« C’est le charme, c’est l’esprit. Depuis Les Noces de Figaro de Mozart, on n’a pas écrit un opéra-comique de la valeur de celui-ci. » applaudissait Carl Maria von Weber à la sortie d’une représentation de La Dame blanche le 28 février 1826. L’œuvre, la quatrième au box-office de la Salle Favart (derrière Carmen, Manon et Mignon), retrouve les faveurs de l’affiche après une éclipse de près d’un siècle, si l’on excepte la production de Jean-Louis Pichon en 1997, reprise en 1999, qui donna lieu à un enregistrement, aujourd’hui de référence (Minkowski, Massis, Blake…). On aurait aimé que les retrouvailles scellent la réconciliation avec l’ouvrage. Elles en rappellent la fragilité.
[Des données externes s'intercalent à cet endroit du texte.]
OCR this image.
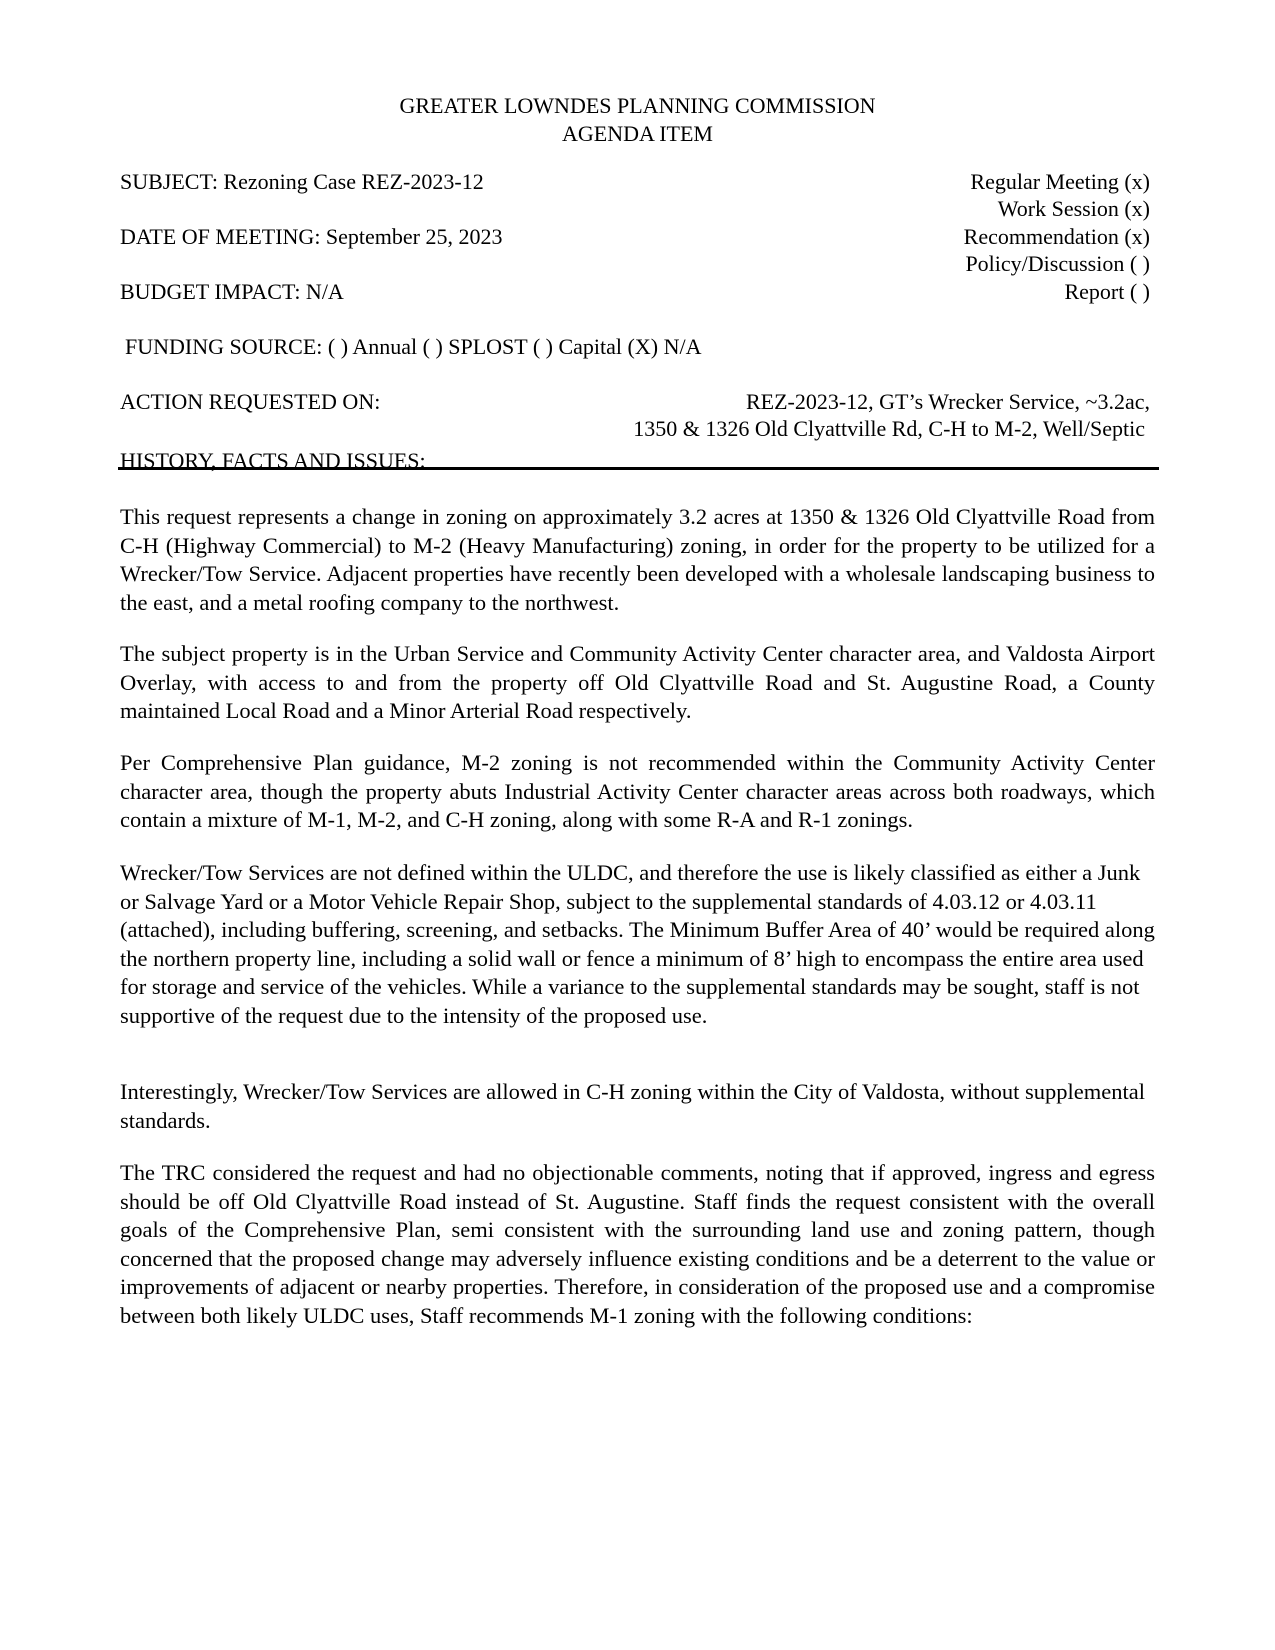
GREATER LOWNDES PLANNING COMMISSION
AGENDA ITEM
SUBJECT: Rezoning Case REZ-2023-12
DATE OF MEETING: September 25, 2023
BUDGET IMPACT: N/A
Regular Meeting (x)
Work Session (x)
Recommendation (x)
Policy/Discussion ( )
Report ( )
FUNDING SOURCE: ( ) Annual ( ) SPLOST ( ) Capital (X) N/A
ACTION REQUESTED ON:	REZ-2023-12, GT’s Wrecker Service, ~3.2ac,
1350 & 1326 Old Clyattville Rd, C-H to M-2, Well/Septic
HISTORY, FACTS AND ISSUES:

This request represents a change in zoning on approximately 3.2 acres at 1350 & 1326 Old Clyattville Road from C-H (Highway Commercial) to M-2 (Heavy Manufacturing) zoning, in order for the property to be utilized for a Wrecker/Tow Service. Adjacent properties have recently been developed with a wholesale landscaping business to the east, and a metal roofing company to the northwest.

The subject property is in the Urban Service and Community Activity Center character area, and Valdosta Airport Overlay, with access to and from the property off Old Clyattville Road and St. Augustine Road, a County maintained Local Road and a Minor Arterial Road respectively.

Per Comprehensive Plan guidance, M-2 zoning is not recommended within the Community Activity Center character area, though the property abuts Industrial Activity Center character areas across both roadways, which contain a mixture of M-1, M-2, and C-H zoning, along with some R-A and R-1 zonings.

Wrecker/Tow Services are not defined within the ULDC, and therefore the use is likely classified as either a Junk or Salvage Yard or a Motor Vehicle Repair Shop, subject to the supplemental standards of 4.03.12 or 4.03.11 (attached), including buffering, screening, and setbacks. The Minimum Buffer Area of 40’ would be required along the northern property line, including a solid wall or fence a minimum of 8’ high to encompass the entire area used for storage and service of the vehicles. While a variance to the supplemental standards may be sought, staff is not supportive of the request due to the intensity of the proposed use.

Interestingly, Wrecker/Tow Services are allowed in C-H zoning within the City of Valdosta, without supplemental standards.

The TRC considered the request and had no objectionable comments, noting that if approved, ingress and egress should be off Old Clyattville Road instead of St. Augustine. Staff finds the request consistent with the overall goals of the Comprehensive Plan, semi consistent with the surrounding land use and zoning pattern, though concerned that the proposed change may adversely influence existing conditions and be a deterrent to the value or improvements of adjacent or nearby properties. Therefore, in consideration of the proposed use and a compromise between both likely ULDC uses, Staff recommends M-1 zoning with the following conditions:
Enthousiasmée de son propre aveu par le « romantisme gothique » du livret, Pauline Bureau semble hésiter : comique ou fantastique ? Premier ou deuxième degré ? Deschiens or not Deschiens ? Cela donne un spectacle indéfinissable. Décors en carton-pâte, costumes enguenillés, lumières verdâtres, projections vidéo grand-guignolesques… Le premier acte est laborieux. Les interprètes que l’on connaît et que l’on aime semblent eux-mêmes mal à l’aise. Yann Beuron est-il le ténor de caractère auquel on associe Dickson et Sophie Marin-Degor, le mezzo-soprano qu’exigent les notes graves de sa ballade ? Philippe Talbot aussi apparaît en retrait dans les ensembles. Si l’on a connu Georges Brown plus vaillant, le soldat conserve son caractère jovial.
© Christophe Raynaud de Lage
La scène des enchères dope le deuxième acte. Aude Extremo prête son timbre étrange à Marguerite. En Anna, Elsa Benoit fait preuve de tempérament à défaut de science belcantiste, ce que confirmera ensuite l’air « comme aux jours » dépourvu d’effets. On sait trop combien la pensée de Rossini hanta Boieldieu durant la composition de La Dame blanche pour ne pas regretter d’en discerner davantage l’esprit. Heureusement, le courant passe entre les amoureux. La voix de Philippe Talbot trouve une assise plus large dans la cavatine « Viens gentille dame ». L’air écossais touche ensuite à la grâce en une quête effrénée d’aigus, plus haut, toujours plus haut, sur le fil et dans le ton. Jérôme Boutillier est trop sympathique pour que Gaveston endosse le mauvais rôle. La mise en scène ne l’aide pas à choisir son camp. Les Elements rendent justice à une écriture chorale complexe qui ose diviser les pupitres. L’orchestration de Boieldieu, en revanche, n’est pas le point fort de la partition. Au moins la direction de Julien Leroy, animée et précise dans les ensembles, a-t-elle le mérite de nous le faire oublier, à défaut de donner entièrement raison à Weber : ni vraiment le charme, ni vraiment l’esprit.